THE MOON OVER THE RICE FIELD
His eyes two stars in the night,
like an unexpected insect, time
It rests on his chest and stirs his tired heart.
Through the orange furrow of the chili peppers you can hear
the carefree step of the centipede.
The candles
The screens of the patio and the three ropes still illuminate
of the old guitar that father turned into his shamiseen accomplice.
He pulls a rope and his gaze is lost in a rice field.
His mouth tired of the empire of traditional words
go back: mikayuki-sama, konbanwaa...
An ancient howl erupts from his chest
solitary animal that flees from the wildest of its love.

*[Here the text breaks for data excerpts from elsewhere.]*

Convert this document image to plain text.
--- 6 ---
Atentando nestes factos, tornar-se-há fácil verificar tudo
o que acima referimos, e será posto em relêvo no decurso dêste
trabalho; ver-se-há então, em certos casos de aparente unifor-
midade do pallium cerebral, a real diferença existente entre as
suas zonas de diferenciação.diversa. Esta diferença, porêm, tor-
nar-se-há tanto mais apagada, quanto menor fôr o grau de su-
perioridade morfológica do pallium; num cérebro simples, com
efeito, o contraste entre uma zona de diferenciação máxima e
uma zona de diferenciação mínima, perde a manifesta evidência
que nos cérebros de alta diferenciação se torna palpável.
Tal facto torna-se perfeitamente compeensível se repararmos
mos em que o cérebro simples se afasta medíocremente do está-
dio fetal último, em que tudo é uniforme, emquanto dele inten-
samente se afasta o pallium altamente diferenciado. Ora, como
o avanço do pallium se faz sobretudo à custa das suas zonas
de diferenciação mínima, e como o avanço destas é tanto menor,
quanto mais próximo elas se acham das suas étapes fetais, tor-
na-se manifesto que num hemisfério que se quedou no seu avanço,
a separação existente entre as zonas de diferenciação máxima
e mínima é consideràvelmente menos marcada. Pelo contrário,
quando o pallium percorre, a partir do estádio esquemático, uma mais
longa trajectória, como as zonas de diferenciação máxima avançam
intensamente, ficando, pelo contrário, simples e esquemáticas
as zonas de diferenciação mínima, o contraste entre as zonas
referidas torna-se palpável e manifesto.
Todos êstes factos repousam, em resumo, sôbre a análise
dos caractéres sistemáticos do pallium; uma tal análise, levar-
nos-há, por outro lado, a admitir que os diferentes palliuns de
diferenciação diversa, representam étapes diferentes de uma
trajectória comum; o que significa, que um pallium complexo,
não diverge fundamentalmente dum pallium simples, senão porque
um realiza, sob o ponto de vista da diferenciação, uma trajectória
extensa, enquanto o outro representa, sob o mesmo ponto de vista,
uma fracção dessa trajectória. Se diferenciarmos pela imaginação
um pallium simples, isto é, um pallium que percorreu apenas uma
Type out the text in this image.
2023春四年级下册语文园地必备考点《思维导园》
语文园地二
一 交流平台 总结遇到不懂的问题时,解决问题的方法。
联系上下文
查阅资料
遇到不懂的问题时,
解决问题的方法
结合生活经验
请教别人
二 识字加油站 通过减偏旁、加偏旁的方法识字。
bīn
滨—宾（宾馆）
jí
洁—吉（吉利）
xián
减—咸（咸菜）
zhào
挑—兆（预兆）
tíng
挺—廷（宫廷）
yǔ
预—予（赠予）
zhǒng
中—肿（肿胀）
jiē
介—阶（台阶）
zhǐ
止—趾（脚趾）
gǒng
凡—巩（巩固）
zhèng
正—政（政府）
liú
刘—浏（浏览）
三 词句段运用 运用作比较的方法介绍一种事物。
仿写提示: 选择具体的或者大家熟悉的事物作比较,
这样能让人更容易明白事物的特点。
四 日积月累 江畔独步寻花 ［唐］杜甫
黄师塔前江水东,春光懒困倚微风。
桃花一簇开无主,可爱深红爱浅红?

The home is filled with its sober, gray melancholy.
Everything is silent
and I listen from my bed, so as not to see him die.
Pull again and the soft breeze shivers the owls,
the moon kisses his slow body: mikayuki-sama,
konbanwaa...
The eternal story of the boat sailing the sea of Okinawa
comes from his lips. Fishermen greeting the moon,
returning happily to the village.
Father stretches his voice, the moon slides over the rice field
and the last candle begins to melt on the floor
like my heart
like his old tired heart.
*This poem is the intellectual property of Doris Moromisato.
UNTIL HOKUSAI ESCAPE THE SEA
to Melina, dekasegi
Climbing the high hills of Edo as a child
wading through the rocks, the irreverent thorns of the bushes,
Hokusai understood
wrapped in the perfume of conifers and the singing of crickets
What if he captured Mount Fuji on his canvas?
I would touch the stars that we see each other
at daytime
and he would finally find peace in his heart.
Thirty-six shapes he drew to understand his plume of snow,
the harmony of your body ascending to heaven
the pine forest that stirred his heart
when walking through it
while the ink dripped from his back
coloring their footsteps uphill.
Thirty-six times he sat and looked at the mist
seeking to hold in his hands
all the waves that stirred in his eyes,
only the cranes understood his intent
and he observed them snowy rising over the horizon
coveting for himself that blinding clarity
in his heart.
Thirty-six times he tore the air and waved his brush,
sepia boats tilted by the tide
blue fishermen
orange the transience of their bodies and yellow
the kindness of her small lips.
Baskets and straw hats rubbing
the mute majesty of its summit.
And I look at its raging sea, the waves
about to escape from the postcard that I contemplate this morning
where you tell me that you are fine
that you survived our childhood
and you continue to grow between pins, machines, bells
and card markers that did not sprout from the earth
like our butternut squash and passion fruit.
And I decipher the postcard on which you waved your hand
to tell me that you go to bed very early
on the same tatami
looking at the alarm clock and not the old willow tree
what you saw from your window
peacefully accompanying your dreams.
Maybe stars also live within us
and we only see them within a tear
wave that escapes from the sea of our eyes
and spread the ink over the footprints we stamp
humbly
every day.
*Published in 1999 in Chambala era un camino . This poem is the intellectual property of Doris Moromisato.